O “porque e para que” fazer Ciência
Depois
desse alerta que é válido a toda e
qualquer especialidade no âmbito das Ciências Naturais, Dobzhansky, vale-se da
genética, sua especialidade, para ilustrar sua maneia de conceber o “fazer
ciência”. No avanço das conquistas modernas da ciência, a genética é, sem
dúvida uma das mais dinâmicas e mais promissores. A Genética, segundo o autor,
não inventou uma nova superbomba, nem
tão pouco está em condições de competir com os lances românticos das viagens interplanetárias. A importância e
razão de ser dessa especialidade localiza-se em outro lugar e num outro nível.

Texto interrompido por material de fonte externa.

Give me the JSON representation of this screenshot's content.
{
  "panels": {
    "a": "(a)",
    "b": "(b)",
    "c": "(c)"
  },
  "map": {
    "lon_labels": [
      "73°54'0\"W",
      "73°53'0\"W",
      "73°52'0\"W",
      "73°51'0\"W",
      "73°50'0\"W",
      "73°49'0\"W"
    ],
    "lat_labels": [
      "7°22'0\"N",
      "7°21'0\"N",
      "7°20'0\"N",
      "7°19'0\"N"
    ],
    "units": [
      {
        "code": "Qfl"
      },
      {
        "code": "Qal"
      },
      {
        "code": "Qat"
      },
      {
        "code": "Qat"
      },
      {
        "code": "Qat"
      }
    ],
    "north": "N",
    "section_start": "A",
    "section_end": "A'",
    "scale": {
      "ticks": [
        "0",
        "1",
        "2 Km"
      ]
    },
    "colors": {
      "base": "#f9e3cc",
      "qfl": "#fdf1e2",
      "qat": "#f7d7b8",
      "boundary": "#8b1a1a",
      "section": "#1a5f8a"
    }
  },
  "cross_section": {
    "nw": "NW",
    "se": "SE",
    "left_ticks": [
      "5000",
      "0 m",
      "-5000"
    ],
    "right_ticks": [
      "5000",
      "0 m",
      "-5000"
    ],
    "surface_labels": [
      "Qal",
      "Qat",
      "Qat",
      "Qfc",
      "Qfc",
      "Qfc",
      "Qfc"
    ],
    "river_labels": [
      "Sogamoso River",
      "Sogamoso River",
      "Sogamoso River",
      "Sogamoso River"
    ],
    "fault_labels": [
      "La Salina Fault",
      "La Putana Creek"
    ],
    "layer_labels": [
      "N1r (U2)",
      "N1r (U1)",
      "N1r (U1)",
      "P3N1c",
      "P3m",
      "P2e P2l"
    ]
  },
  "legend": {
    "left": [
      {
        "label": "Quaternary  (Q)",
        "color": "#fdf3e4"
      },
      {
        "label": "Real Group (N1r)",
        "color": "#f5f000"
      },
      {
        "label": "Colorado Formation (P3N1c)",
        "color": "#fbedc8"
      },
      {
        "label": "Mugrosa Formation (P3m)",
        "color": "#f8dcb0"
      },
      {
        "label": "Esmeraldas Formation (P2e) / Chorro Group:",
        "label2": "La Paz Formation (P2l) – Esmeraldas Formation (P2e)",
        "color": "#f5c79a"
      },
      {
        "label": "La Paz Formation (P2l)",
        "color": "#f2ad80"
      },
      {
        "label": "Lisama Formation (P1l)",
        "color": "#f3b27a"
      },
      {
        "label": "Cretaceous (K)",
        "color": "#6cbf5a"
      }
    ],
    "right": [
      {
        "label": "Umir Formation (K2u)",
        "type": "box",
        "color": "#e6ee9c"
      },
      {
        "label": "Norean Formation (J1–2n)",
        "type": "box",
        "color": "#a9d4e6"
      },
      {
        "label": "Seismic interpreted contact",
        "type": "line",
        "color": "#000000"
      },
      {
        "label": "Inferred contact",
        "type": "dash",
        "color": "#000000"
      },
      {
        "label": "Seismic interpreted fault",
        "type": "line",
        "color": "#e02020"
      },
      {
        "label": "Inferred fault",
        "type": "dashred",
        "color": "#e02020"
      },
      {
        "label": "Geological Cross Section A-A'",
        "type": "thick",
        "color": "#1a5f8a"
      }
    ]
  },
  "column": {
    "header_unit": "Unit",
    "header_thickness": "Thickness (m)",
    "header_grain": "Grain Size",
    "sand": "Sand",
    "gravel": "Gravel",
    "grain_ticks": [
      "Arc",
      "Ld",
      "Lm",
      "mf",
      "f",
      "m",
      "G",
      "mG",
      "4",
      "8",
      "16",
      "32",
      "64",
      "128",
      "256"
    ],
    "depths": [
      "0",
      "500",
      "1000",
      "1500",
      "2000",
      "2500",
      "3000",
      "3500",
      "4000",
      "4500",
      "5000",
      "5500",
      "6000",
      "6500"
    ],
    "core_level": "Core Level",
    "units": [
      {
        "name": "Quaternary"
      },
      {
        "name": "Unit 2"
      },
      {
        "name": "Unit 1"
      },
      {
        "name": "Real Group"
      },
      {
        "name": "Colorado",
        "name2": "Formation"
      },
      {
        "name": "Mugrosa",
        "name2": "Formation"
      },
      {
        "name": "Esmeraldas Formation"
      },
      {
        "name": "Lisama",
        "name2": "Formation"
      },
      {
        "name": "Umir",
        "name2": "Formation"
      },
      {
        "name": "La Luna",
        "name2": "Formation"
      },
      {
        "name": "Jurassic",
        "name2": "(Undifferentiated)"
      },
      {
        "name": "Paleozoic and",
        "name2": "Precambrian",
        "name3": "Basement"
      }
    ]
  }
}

Passaram-se mais de dois milênios, que os sábios
gregos descobriram que o “conhecer-se a si mesmo”, é a bases de toda a sabedoria. Quem sabe o
objetivo principal e a finalidade maior (ou pelo menos um deles), da genética,
da biologia e da ciência em geral, consiste em o homem compreender-se a si
mesmo e tomar consciência de seu lugar no universo. (Dobzhansky, 1969, p. 11).
Com
essa colocação Dobzhansky ensina que a ciência somente tem sentido quando ajuda
ao homem a compreender-se a si mesmo. E esse compreender-se implica não apenas
na compreensão da sua identidade como espécie taxonômica, mas em respostas para
todas as dimensões da natureza humana. Para essa primeira questão podemos
aceitar tranquilamente que a ciência tem respostas, senão definitivas, mas
plenamente satisfatórias. Enumeram-se na linha daquelas que explicam a origem e
a evolução das demais espécies. Mas no
caso do homem colocam-se perguntas para as quais o potencial de resposta da
ciência é insuficiente, embora indispensável. Em outros momentos essas questões
já foram objeto das nossas reflexões. Rambo resumiu num conceito o tamanho do
desafio posto para as Ciências Naturais e demais áreas do conhecimento, isto é,
explicar e entender a “Menschlichkeit” – o “Humano no Homem”. O que afinal vem
a ser “Menschlichkeit” – “o Humano no homem?”.
A
natureza humana, desde que o homem se fez homem manteve-se na sua essência
inalterada e com ela o “humano” – a “Menschlichkeit”. Ela se expressa nos
mesmos medos, nos mesmos temores, nas mesmas esperanças, nas mesmas alegrias,
nas mesmas perguntas existenciais, ao procurar o sentido para a sua própria
existência: donde viemos, o que somos e para onde vamos. Somam-se a isso as
perguntas pela natureza e razão do universo, da existência ou não de uma vida
depois da morte, do lugar ou não lugar Deus, divindades, espíritos bons ou maus.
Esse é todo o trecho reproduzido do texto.